Frederick Carlton Lewis may be the greatest athlete in track and field history.
Born in Birmingham, Alabama on July 1, 1961, he grew up in a family of athletes, as his mother was a hurdler on the 1951 Pan Am team, his sister was an Olympic long jumper and his father a track coach. The family moved to Willingboro Township, New Jersey where, as a high school senior, he rose to a #5 world ranking. He had many college scholarship offers upon graduation in 1979 and chose the University of Houston, where he worked under the tutelage of Tom Tellez, the only coach he would have throughout his long and distinguished career. He won the NCAA championship in the long jump in 1980 and also competed in sprinting events, drawing comparisons to the great Jesse Owens, who dominated sprint and long jump events in the 1930s. He qualified for the 1980 U.S Olympic team in long jump and 4 x 100 meter relay but did not participate due to the U.S. boycott of that year’s Moscow games. In 1981, he became the fastest 100 meter sprinter in the world, running the third-fastest time in history at the Southwest Conference championships in May. He won national titles in long jump and 100 meters in route to winning the Sullivan Award as top amateur athlete in the U.S. At the 1983 World Championships, he won gold medals in the 100, long jump and 4 x 100 relay and was named Athlete of the Year by Track & Field News for the second straight year.
He entered four events in the 1984 in an attempt to match the feat of Jesse Owens in the Summer Games of 1936, where he won gold medals in 100, 200, long jump and 4 x 100 relay. He achieved the sweep easily, setting Olympic records in two events. He was drafted with the 208th pick of the NBA draft and in the 12th round of the NFL draft in 1984 despite never playing either of those sports in high school. The 100 meter final in the 1988 Summer Olympics became one of the most infamous sports stories of the century, as Canada’s Ben Johnson set a new world record in 9.79 while Lewis set a new Amercian mark with 9.92. Three days later, Johnson tested positive for steroids, was stripped of his medal and Lewis was awarded gold and credited with a new Olympic record. He won the long jump, finished second in the 200 and the U.S. failed to qualify in the 4 x 100 relay after dropping the baton. He had the best meet of his life at the 1991 World Championships, where six men finished under 10 seconds in the 100 meters. Lewis won gold with a world record time of 9.86, anchored the relay team to another world record and set a world record of 29’,2 ¾” in the long jump that lasted one round until Mike Powell leaped 29’,4 ¼” to hand Lewis his first loss in a long jump competition in a decade. Powell’s jump and Lewis’ final two jumps from that competition remain the three longest low-altitude jumps of all time.

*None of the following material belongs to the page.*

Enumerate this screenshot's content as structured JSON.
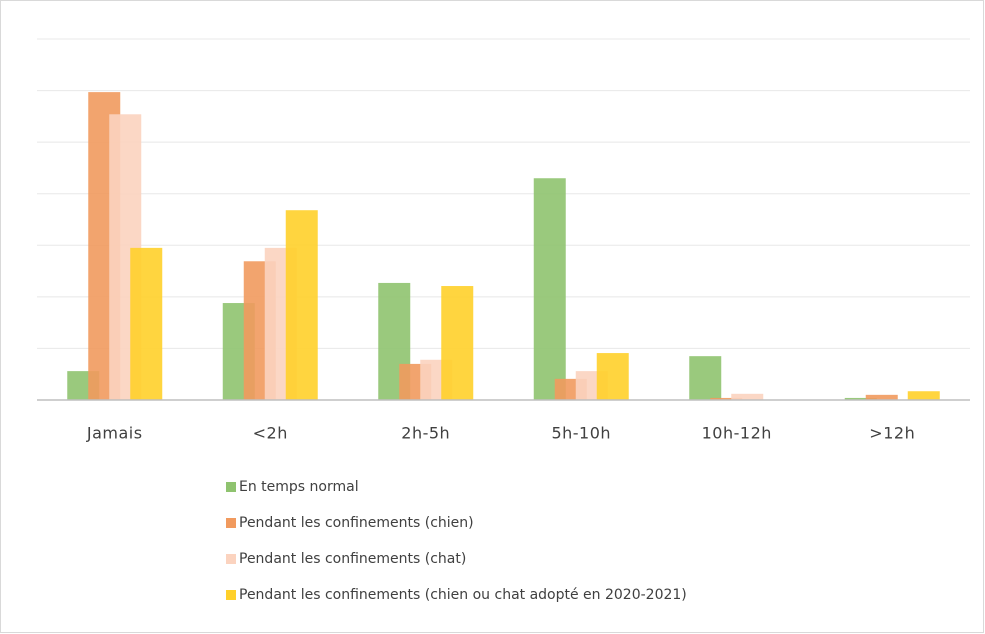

Lewis went on to win gold in the relay and long jump in the 1992 Olympics in Barcelona and won his fourth straight gold medal in the long jump in Atlanta in 1996.
In track & field, the benchmark for excellence for the 100 meters is 10 seconds and for the 200 meters it is 20 seconds. Over the course of his 17 year career, Lewis broke 10 seconds for the 100 on fifteen occasions and bettered 20 seconds in the 200 ten times. He did not lose in the long jump for a decade, winning 65 consecutive competitions and still holds the indoor long jump record he set in 1984. In all, he won 10 Olympic medals, including nine gold and 10 World Championships, including eight gold. He was named “World Athlete of the Century” by the IAAF, “Sportsman of the Century” by the IOC, “Olympian of the Century” by Sports Illustrated and was three times named “Athlete of the Year” by Track & Field News. He is the only Olympian in history to successfully defend a gold medal in the long jump.
On this date in 1984, Carl Lewis won a gold medal in the long jump at the Summer Games in Los Angeles.